Epstein himself received prisoner number 79,104 and was initially imprisoned in the men's camp of Auschwitz-Birkenau and then in the Monowitz subcamp . There have been efforts from various sides, for example the Czech Refugee Trust Fund in England, to get him free. On August 19, 1943, for example, Prince Karl of Sweden intervened personally through the Swedish and German Red Cross .

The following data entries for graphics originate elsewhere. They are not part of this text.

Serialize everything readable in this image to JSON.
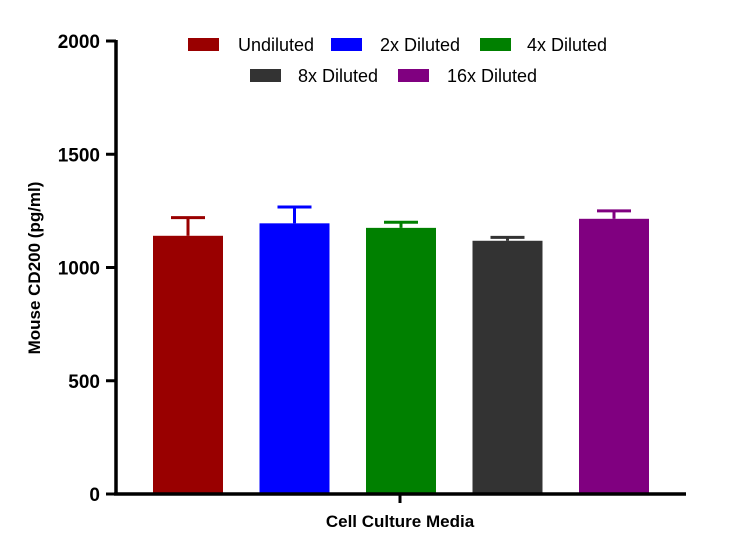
{
  "chart_data": {
    "type": "bar",
    "title": "",
    "xlabel": "Cell Culture Media",
    "ylabel": "Mouse CD200 (pg/ml)",
    "ylim": [
      0,
      2000
    ],
    "yticks": [
      0,
      500,
      1000,
      1500,
      2000
    ],
    "grid": false,
    "legend_position": "top",
    "categories": [
      "Cell Culture Media"
    ],
    "series": [
      {
        "name": "Undiluted",
        "values": [
          1140
        ],
        "error": [
          80
        ],
        "color": "#990000"
      },
      {
        "name": "2x Diluted",
        "values": [
          1195
        ],
        "error": [
          72
        ],
        "color": "#0000FF"
      },
      {
        "name": "4x Diluted",
        "values": [
          1175
        ],
        "error": [
          25
        ],
        "color": "#008000"
      },
      {
        "name": "8x Diluted",
        "values": [
          1118
        ],
        "error": [
          15
        ],
        "color": "#333333"
      },
      {
        "name": "16x Diluted",
        "values": [
          1215
        ],
        "error": [
          35
        ],
        "color": "#800080"
      }
    ]
  }
}
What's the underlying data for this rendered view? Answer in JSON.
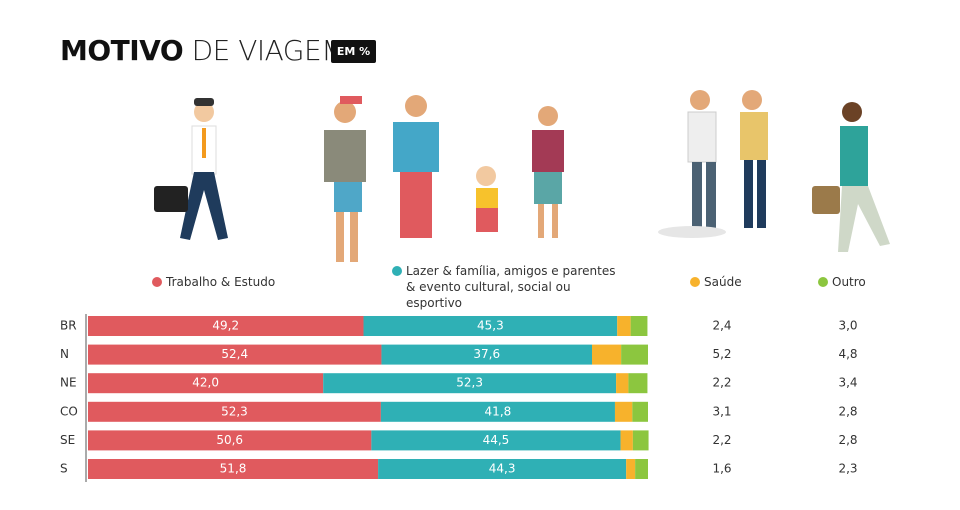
{
  "chart_data": {
    "type": "stacked-bar-horizontal",
    "title_bold": "MOTIVO",
    "title_rest": "DE VIAGEM",
    "badge": "EM %",
    "categories": [
      "BR",
      "N",
      "NE",
      "CO",
      "SE",
      "S"
    ],
    "xlim": [
      0,
      100
    ],
    "series": [
      {
        "name": "Trabalho & Estudo",
        "color": "#e05a5e",
        "values": [
          49.2,
          52.4,
          42.0,
          52.3,
          50.6,
          51.8
        ],
        "value_labels": [
          "49,2",
          "52,4",
          "42,0",
          "52,3",
          "50,6",
          "51,8"
        ]
      },
      {
        "name": "Lazer & família, amigos e parentes & evento cultural, social ou esportivo",
        "color": "#2fb0b5",
        "values": [
          45.3,
          37.6,
          52.3,
          41.8,
          44.5,
          44.3
        ],
        "value_labels": [
          "45,3",
          "37,6",
          "52,3",
          "41,8",
          "44,5",
          "44,3"
        ]
      },
      {
        "name": "Saúde",
        "color": "#f7b22c",
        "values": [
          2.4,
          5.2,
          2.2,
          3.1,
          2.2,
          1.6
        ],
        "value_labels": [
          "2,4",
          "5,2",
          "2,2",
          "3,1",
          "2,2",
          "1,6"
        ]
      },
      {
        "name": "Outro",
        "color": "#8cc63f",
        "values": [
          3.0,
          4.8,
          3.4,
          2.8,
          2.8,
          2.3
        ],
        "value_labels": [
          "3,0",
          "4,8",
          "3,4",
          "2,8",
          "2,8",
          "2,3"
        ]
      }
    ]
  }
}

In August 1943 Josef Mengele took him to the Auschwitz “gypsy camp” as a prison doctor, where the deficiency disease noma had spread, especially among the children interned there . On Mengele's order, Epstein supervised the sick in separate barracks and, together with other inmate doctors, investigated the course, causes and treatment of the noma on Mengele's behalf. Mengele consulted Epstein and other inmate doctors for the scientific processing of his further medical experiments in the fields of twin research and congenital malformations and appointed Epstein to head his experimental laboratory. The prisoner clerk Tadeusz Joachimowski testified that in May 1944 Mengele had also forced Epstein to carry out a selection of one thousand Jews for him for gassing in Birkenau because he had wanted to take in a newly arrived group of thirty "gypsies" in the camp.

After the liberation

After the liberation of Auschwitz by the Red Army on January 27, 1945, he took part in the medical care of the prisoners left behind in the camp. He later joined the Czechoslovak army as a medical officer and tried in vain to get to England. Until his death he headed the children's department at the Bulovka hospital in Prague.

Publications

  • Prognosis and forms of infant tuberculosis Urban & Schwarzenberg, Berlin, Vienna 1924. (= Medical Clinic / Supplements 20)
  • with Ernst Slawik: Proper nutrition and nutritional errors in school age . German Working group f. Public Health, Prague [1934?]
  • Guidelines for feeding the infant Prague-Smichov [1937?].

literature

  • Eduard Seidler: Jewish paediatricians 1933-1945. Disenfranchised, fled, murdered . 2nd edition, Karger, Freiburg i. Br. 2007.
  • Ludmila Hlaváčková, Petr Svobodný: Biographical Lexicon of the German Medical Faculty in Prague 1883-1945 Karolinum Publishing House, Prague 1998, ISBN 9788071845218 .

Individual evidence

  1. Werner Mendling: vaginosis, vaginitis, cervicitis and salpingitis . 2nd edition, Heidelberg 2006, p. 65.
  2. a b Ernst Klee : Auschwitz. Perpetrators, accomplices and victims and what became of them. A dictionary of persons. Frankfurt am Main 2013, p. 104
  3. Helena Kubica: Dr. Mengele and his crimes in the Auschwitz-Birkenau concentration camp. In: Auschwitz notebooks. Volume 20, State Museum Auschwitz-Birkenau 1997, ISSN  0440-5897 , p. 379f.
  4. ^ Ulrich Völklein : Josef Mengele. The doctor from Auschwitz. Göttingen 1999, ISBN 3-88243-685-9 , p. 135.